Human skin epithelial cells purchased from Kurabo Industries Co., Ltd. were used. As a culture solution, 1000 cells cultured using 5% fetal calf serum-containing MEM medium (manufactured by Sigma) were seeded in a 35 mm culture dish, and cultured at 37 ° C. under 5% carbon dioxide gas. To this, specimen 1 obtained in Example 1 above and EGF (epidermal growth factor) at a final concentration of 0.1 mg / ml as a control were added. This was cultured for 48 hours.

After detaching the cells, the number of cells was counted, a cell suspension was prepared, and the amount of keratin in the cells was measured by ELISA (Wako Pure Chemical Industries). In addition, the petri dish calculated the average value using five sheets.

As a result, the addition of 0.1 mg / ml of Specimen 1 increased the number of skin epithelial cells to an average value of 388% compared to the control group. In EGF, the increase was 161%, and Sample 1 was superior in the action of increasing skin cells.

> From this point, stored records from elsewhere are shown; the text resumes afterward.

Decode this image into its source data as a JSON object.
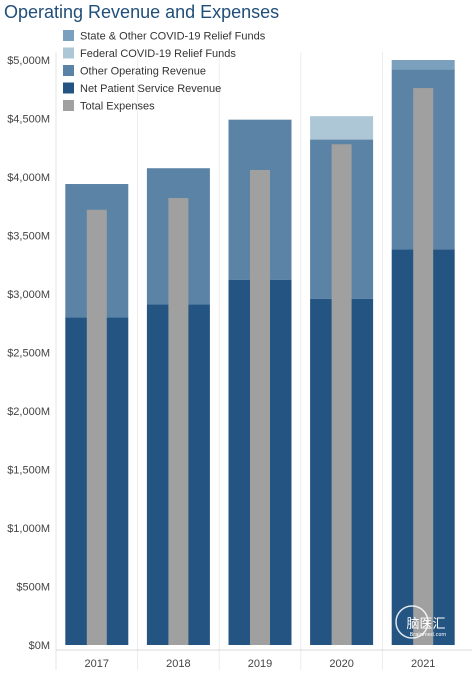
{
  "chart_data": {
    "type": "bar",
    "title": "Operating Revenue and Expenses",
    "xlabel": "",
    "ylabel": "",
    "categories": [
      "2017",
      "2018",
      "2019",
      "2020",
      "2021"
    ],
    "y_ticks": [
      "$0M",
      "$500M",
      "$1,000M",
      "$1,500M",
      "$2,000M",
      "$2,500M",
      "$3,000M",
      "$3,500M",
      "$4,000M",
      "$4,500M",
      "$5,000M"
    ],
    "ylim": [
      0,
      5000
    ],
    "grid": false,
    "legend_position": "top-left",
    "stacked_series": [
      {
        "name": "Net Patient Service Revenue",
        "color": "#235482",
        "values": [
          2800,
          2910,
          3120,
          2960,
          3380
        ]
      },
      {
        "name": "Other Operating Revenue",
        "color": "#5a83a6",
        "values": [
          1140,
          1165,
          1370,
          1360,
          1540
        ]
      },
      {
        "name": "Federal COVID-19 Relief Funds",
        "color": "#aec7d6",
        "values": [
          0,
          0,
          0,
          200,
          0
        ]
      },
      {
        "name": "State & Other COVID-19 Relief Funds",
        "color": "#7aa0bd",
        "values": [
          0,
          0,
          0,
          0,
          80
        ]
      }
    ],
    "overlay_series": {
      "name": "Total Expenses",
      "color": "#a0a0a0",
      "values": [
        3720,
        3820,
        4060,
        4280,
        4760
      ]
    },
    "legend_order": [
      "State & Other COVID-19 Relief Funds",
      "Federal COVID-19 Relief Funds",
      "Other Operating Revenue",
      "Net Patient Service Revenue",
      "Total Expenses"
    ]
  },
  "watermark": {
    "text": "脑医汇",
    "subtext": "Brainmed.com",
    "logo_color": "#ffffff"
  }
}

The ellagic acid derivative obtained in the present invention contributes to the maintenance of the national health through antiviral action.

Since the ellagic acid derivative obtained in the present invention has the action of improving skin cells, it contributes to the improvement of those suffering from inflammation, atopy and skin trouble as a cosmetic, and contributes to the development of the cosmetic industry.

Since the ellagic acid derivative obtained in the present invention can be used as a food, it contributes to the development of the food industry.

Claims (2)

An ellagic acid derivative exhibiting an antiviral action represented by the following formula (1).

A method for producing an ellagic acid derivative exhibiting an antiviral action represented by the formula (1) of claim 1, further comprising a step of fermenting with Dokudami leaves, rice bran, Bacillus natto, and Benicorii fungus and further protease treatment.